Finding the Space to React

Bob Schultek
Author of
The Gauntlet

Urgent issues and changing priorities – these are the daily experiences of leadership.

That’s why this insight from Viktor Frankl, offered by David Noble and Carol Kauffman in their book “Real Time Leadership,” is valuable:

“Between stimulus and response there is a space. In that space is our power to choose our response. In our response lies our growth and our freedom.”

This space between a stimulus and a response provides the time for leaders to choose the best way forward. In such situations, the impulse to response with urgency can cause leaders to react instinctively, like an involuntary reflex.

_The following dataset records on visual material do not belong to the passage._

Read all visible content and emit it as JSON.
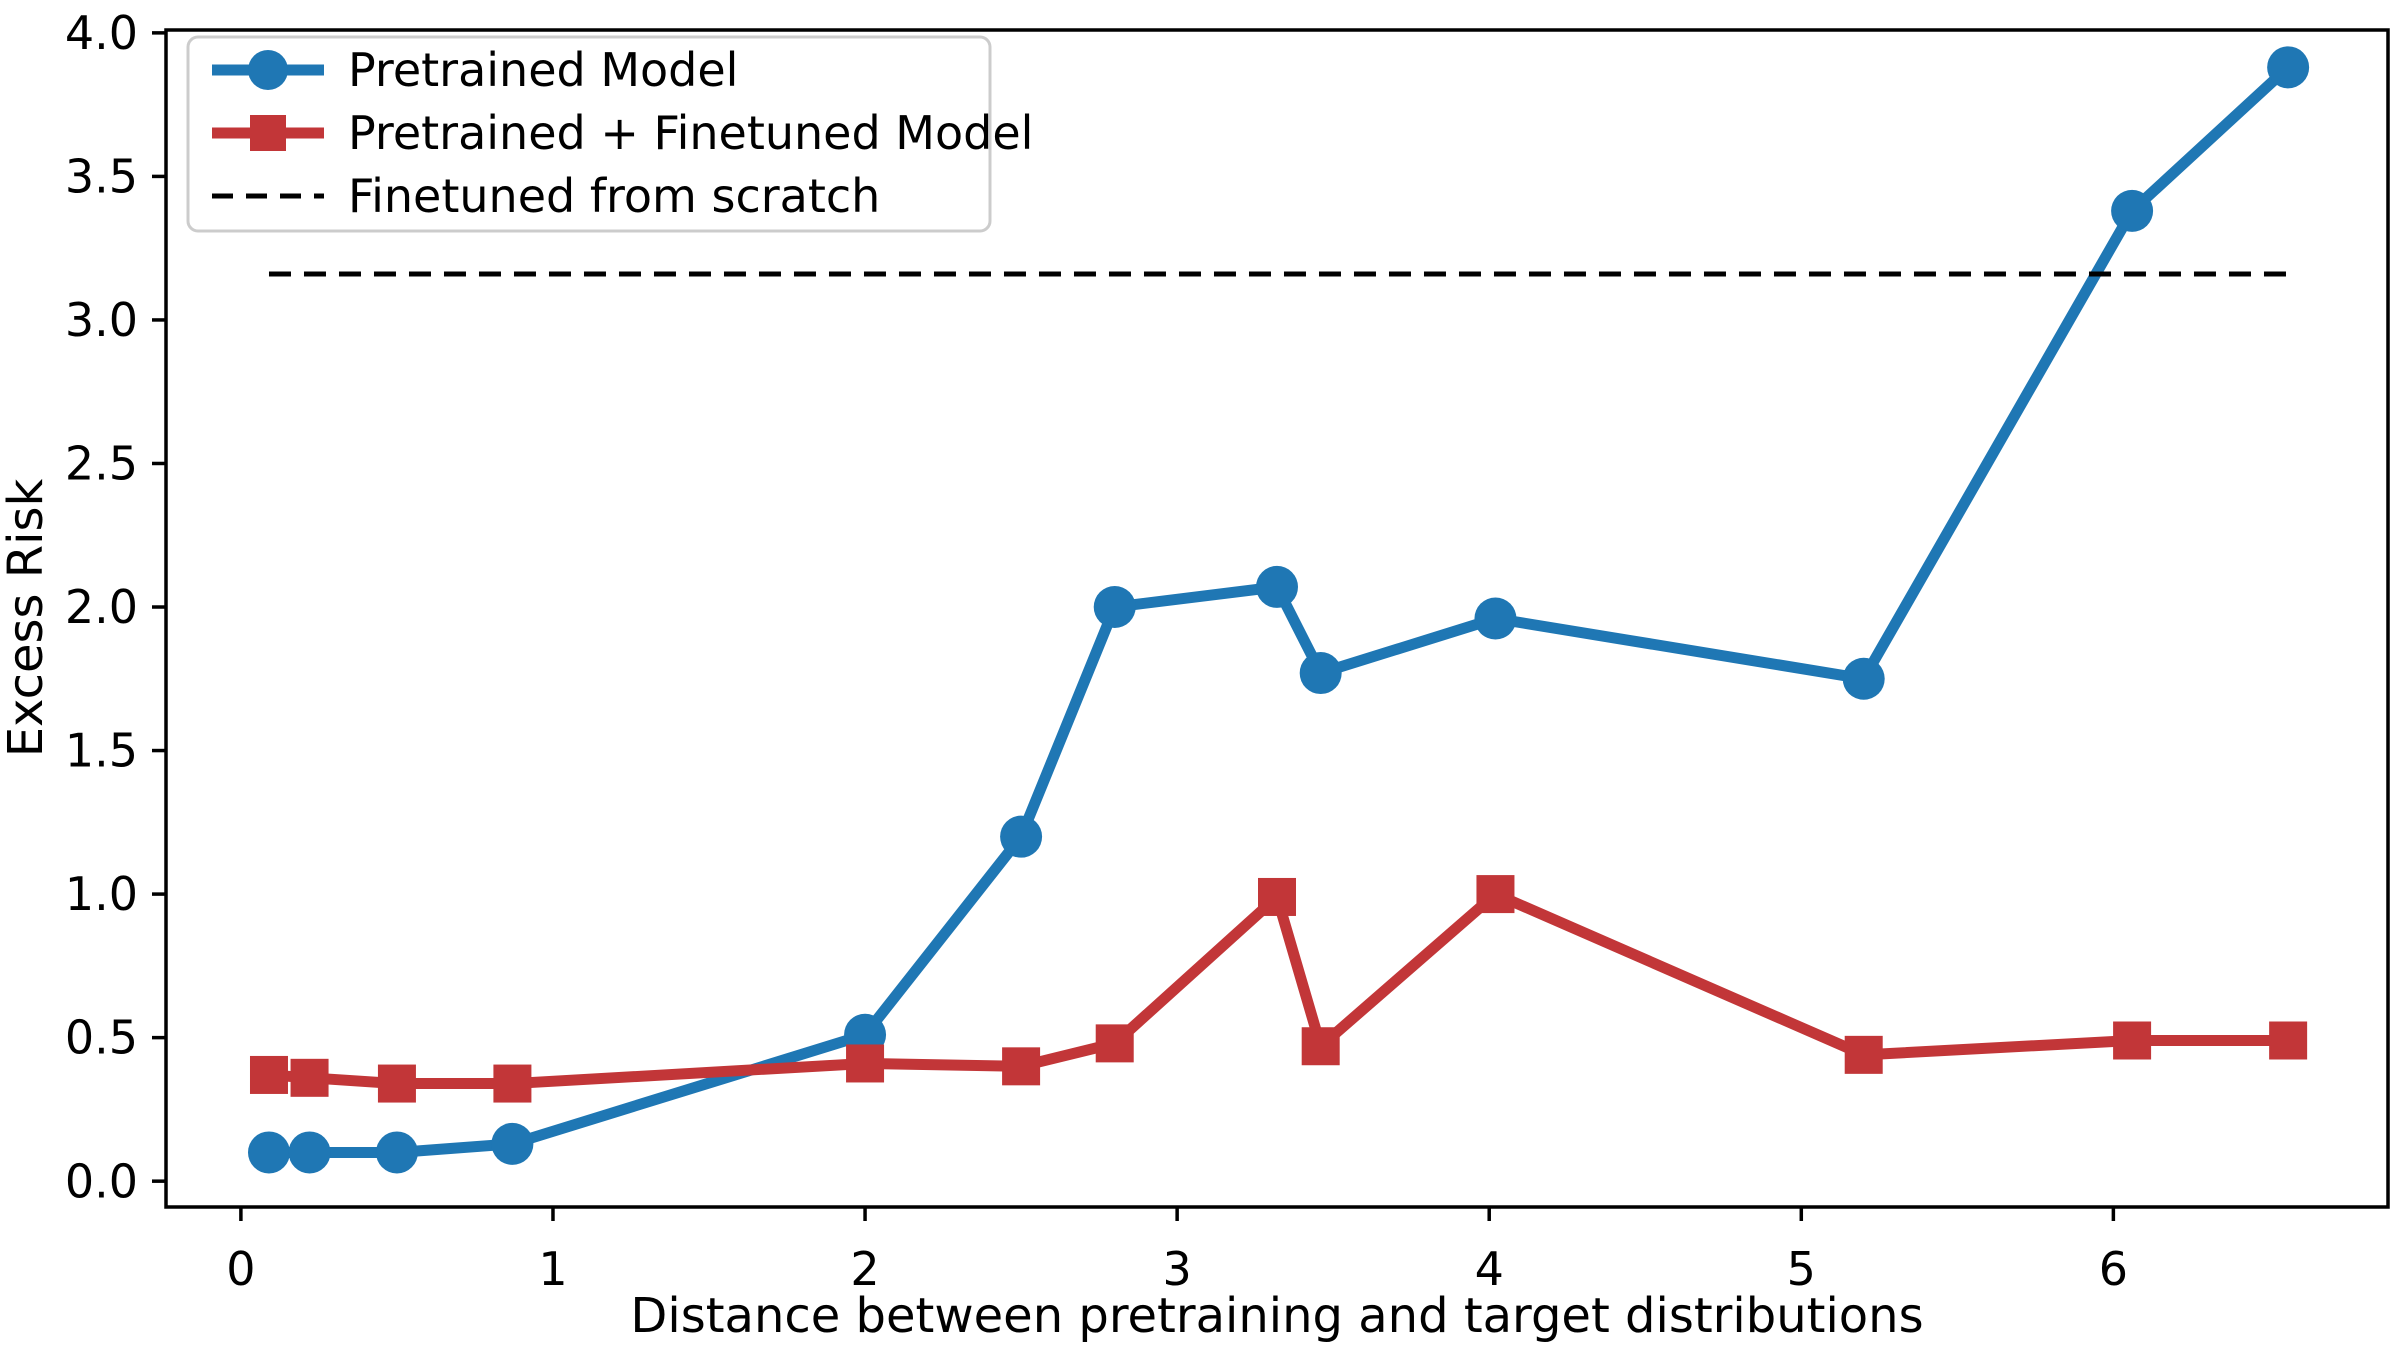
{
  "figure": {
    "background": "#ffffff",
    "spine_color": "#000000",
    "text_color": "#000000"
  },
  "chart_data": {
    "type": "line",
    "title": "",
    "xlabel": "Distance between pretraining and target distributions",
    "ylabel": "Excess Risk",
    "xlim": [
      -0.24,
      6.88
    ],
    "ylim": [
      -0.09,
      4.01
    ],
    "x_ticks": [
      0,
      1,
      2,
      3,
      4,
      5,
      6
    ],
    "y_ticks": [
      0.0,
      0.5,
      1.0,
      1.5,
      2.0,
      2.5,
      3.0,
      3.5,
      4.0
    ],
    "grid": false,
    "legend_position": "upper-left",
    "x": [
      0.09,
      0.22,
      0.5,
      0.87,
      2.0,
      2.5,
      2.8,
      3.32,
      3.46,
      4.02,
      5.2,
      6.06,
      6.56
    ],
    "series": [
      {
        "name": "Pretrained Model",
        "color": "#1f77b4",
        "marker": "circle",
        "line_style": "solid",
        "values": [
          0.1,
          0.1,
          0.1,
          0.13,
          0.51,
          1.2,
          2.0,
          2.07,
          1.77,
          1.96,
          1.75,
          3.38,
          3.88
        ]
      },
      {
        "name": "Pretrained + Finetuned Model",
        "color": "#c23638",
        "marker": "square",
        "line_style": "solid",
        "values": [
          0.37,
          0.36,
          0.34,
          0.34,
          0.41,
          0.4,
          0.48,
          0.99,
          0.47,
          1.0,
          0.44,
          0.49,
          0.49
        ]
      },
      {
        "name": "Finetuned from scratch",
        "color": "#000000",
        "marker": "none",
        "line_style": "dashed",
        "constant_value": 3.16
      }
    ]
  }
}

But this impulse can be resisted by realizing that there is time to gain clarity about the circumstances, to assess what’s needed, and to plan next steps.

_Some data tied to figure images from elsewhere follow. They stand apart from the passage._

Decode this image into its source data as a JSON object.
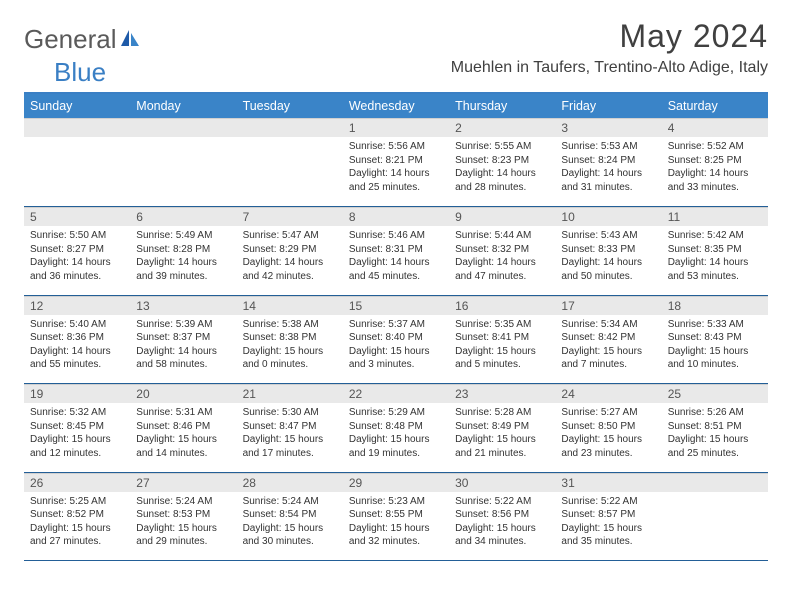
{
  "logo": {
    "part1": "General",
    "part2": "Blue"
  },
  "title": "May 2024",
  "location": "Muehlen in Taufers, Trentino-Alto Adige, Italy",
  "colors": {
    "header_bg": "#3a84c8",
    "header_text": "#ffffff",
    "divider": "#3a7fc4",
    "row_border": "#235f97",
    "daybar_bg": "#e9e9e9",
    "text": "#333333",
    "logo_gray": "#5a5a5a",
    "logo_blue": "#3a7fc4"
  },
  "typography": {
    "title_fontsize": 32,
    "location_fontsize": 16,
    "dayheader_fontsize": 12.5,
    "daynum_fontsize": 12,
    "body_fontsize": 10
  },
  "weekdays": [
    "Sunday",
    "Monday",
    "Tuesday",
    "Wednesday",
    "Thursday",
    "Friday",
    "Saturday"
  ],
  "weeks": [
    [
      {
        "day": "",
        "lines": []
      },
      {
        "day": "",
        "lines": []
      },
      {
        "day": "",
        "lines": []
      },
      {
        "day": "1",
        "lines": [
          "Sunrise: 5:56 AM",
          "Sunset: 8:21 PM",
          "Daylight: 14 hours",
          "and 25 minutes."
        ]
      },
      {
        "day": "2",
        "lines": [
          "Sunrise: 5:55 AM",
          "Sunset: 8:23 PM",
          "Daylight: 14 hours",
          "and 28 minutes."
        ]
      },
      {
        "day": "3",
        "lines": [
          "Sunrise: 5:53 AM",
          "Sunset: 8:24 PM",
          "Daylight: 14 hours",
          "and 31 minutes."
        ]
      },
      {
        "day": "4",
        "lines": [
          "Sunrise: 5:52 AM",
          "Sunset: 8:25 PM",
          "Daylight: 14 hours",
          "and 33 minutes."
        ]
      }
    ],
    [
      {
        "day": "5",
        "lines": [
          "Sunrise: 5:50 AM",
          "Sunset: 8:27 PM",
          "Daylight: 14 hours",
          "and 36 minutes."
        ]
      },
      {
        "day": "6",
        "lines": [
          "Sunrise: 5:49 AM",
          "Sunset: 8:28 PM",
          "Daylight: 14 hours",
          "and 39 minutes."
        ]
      },
      {
        "day": "7",
        "lines": [
          "Sunrise: 5:47 AM",
          "Sunset: 8:29 PM",
          "Daylight: 14 hours",
          "and 42 minutes."
        ]
      },
      {
        "day": "8",
        "lines": [
          "Sunrise: 5:46 AM",
          "Sunset: 8:31 PM",
          "Daylight: 14 hours",
          "and 45 minutes."
        ]
      },
      {
        "day": "9",
        "lines": [
          "Sunrise: 5:44 AM",
          "Sunset: 8:32 PM",
          "Daylight: 14 hours",
          "and 47 minutes."
        ]
      },
      {
        "day": "10",
        "lines": [
          "Sunrise: 5:43 AM",
          "Sunset: 8:33 PM",
          "Daylight: 14 hours",
          "and 50 minutes."
        ]
      },
      {
        "day": "11",
        "lines": [
          "Sunrise: 5:42 AM",
          "Sunset: 8:35 PM",
          "Daylight: 14 hours",
          "and 53 minutes."
        ]
      }
    ],
    [
      {
        "day": "12",
        "lines": [
          "Sunrise: 5:40 AM",
          "Sunset: 8:36 PM",
          "Daylight: 14 hours",
          "and 55 minutes."
        ]
      },
      {
        "day": "13",
        "lines": [
          "Sunrise: 5:39 AM",
          "Sunset: 8:37 PM",
          "Daylight: 14 hours",
          "and 58 minutes."
        ]
      },
      {
        "day": "14",
        "lines": [
          "Sunrise: 5:38 AM",
          "Sunset: 8:38 PM",
          "Daylight: 15 hours",
          "and 0 minutes."
        ]
      },
      {
        "day": "15",
        "lines": [
          "Sunrise: 5:37 AM",
          "Sunset: 8:40 PM",
          "Daylight: 15 hours",
          "and 3 minutes."
        ]
      },
      {
        "day": "16",
        "lines": [
          "Sunrise: 5:35 AM",
          "Sunset: 8:41 PM",
          "Daylight: 15 hours",
          "and 5 minutes."
        ]
      },
      {
        "day": "17",
        "lines": [
          "Sunrise: 5:34 AM",
          "Sunset: 8:42 PM",
          "Daylight: 15 hours",
          "and 7 minutes."
        ]
      },
      {
        "day": "18",
        "lines": [
          "Sunrise: 5:33 AM",
          "Sunset: 8:43 PM",
          "Daylight: 15 hours",
          "and 10 minutes."
        ]
      }
    ],
    [
      {
        "day": "19",
        "lines": [
          "Sunrise: 5:32 AM",
          "Sunset: 8:45 PM",
          "Daylight: 15 hours",
          "and 12 minutes."
        ]
      },
      {
        "day": "20",
        "lines": [
          "Sunrise: 5:31 AM",
          "Sunset: 8:46 PM",
          "Daylight: 15 hours",
          "and 14 minutes."
        ]
      },
      {
        "day": "21",
        "lines": [
          "Sunrise: 5:30 AM",
          "Sunset: 8:47 PM",
          "Daylight: 15 hours",
          "and 17 minutes."
        ]
      },
      {
        "day": "22",
        "lines": [
          "Sunrise: 5:29 AM",
          "Sunset: 8:48 PM",
          "Daylight: 15 hours",
          "and 19 minutes."
        ]
      },
      {
        "day": "23",
        "lines": [
          "Sunrise: 5:28 AM",
          "Sunset: 8:49 PM",
          "Daylight: 15 hours",
          "and 21 minutes."
        ]
      },
      {
        "day": "24",
        "lines": [
          "Sunrise: 5:27 AM",
          "Sunset: 8:50 PM",
          "Daylight: 15 hours",
          "and 23 minutes."
        ]
      },
      {
        "day": "25",
        "lines": [
          "Sunrise: 5:26 AM",
          "Sunset: 8:51 PM",
          "Daylight: 15 hours",
          "and 25 minutes."
        ]
      }
    ],
    [
      {
        "day": "26",
        "lines": [
          "Sunrise: 5:25 AM",
          "Sunset: 8:52 PM",
          "Daylight: 15 hours",
          "and 27 minutes."
        ]
      },
      {
        "day": "27",
        "lines": [
          "Sunrise: 5:24 AM",
          "Sunset: 8:53 PM",
          "Daylight: 15 hours",
          "and 29 minutes."
        ]
      },
      {
        "day": "28",
        "lines": [
          "Sunrise: 5:24 AM",
          "Sunset: 8:54 PM",
          "Daylight: 15 hours",
          "and 30 minutes."
        ]
      },
      {
        "day": "29",
        "lines": [
          "Sunrise: 5:23 AM",
          "Sunset: 8:55 PM",
          "Daylight: 15 hours",
          "and 32 minutes."
        ]
      },
      {
        "day": "30",
        "lines": [
          "Sunrise: 5:22 AM",
          "Sunset: 8:56 PM",
          "Daylight: 15 hours",
          "and 34 minutes."
        ]
      },
      {
        "day": "31",
        "lines": [
          "Sunrise: 5:22 AM",
          "Sunset: 8:57 PM",
          "Daylight: 15 hours",
          "and 35 minutes."
        ]
      },
      {
        "day": "",
        "lines": []
      }
    ]
  ]
}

The authors propose 5 steps to create this space between stimulus and response, helping leaders focus on the situation and manage emotions:

  1. Be calm, to better manage your response to the threat;
  2. Be clear, about your current challenges and highest priorities – external (goals/others’ expectations), internal (your values/mindset), and interpersonal (relationships/social intelligence) — to see things for what they are;
  3. Be curious, taking time to gather information that will enable the generation of alternative responses and thoughtful decisions;
  4. Be compassionate, empathizing with others to encourage their suggestions, maximize the number of optional responses, and discover what they need to move forward;
  5. Be courageous, challenging existing assumptions, precedents, and perceptions of reality, speaking truth to power when necessary.

How might this process improve your response to the next urgent challenge?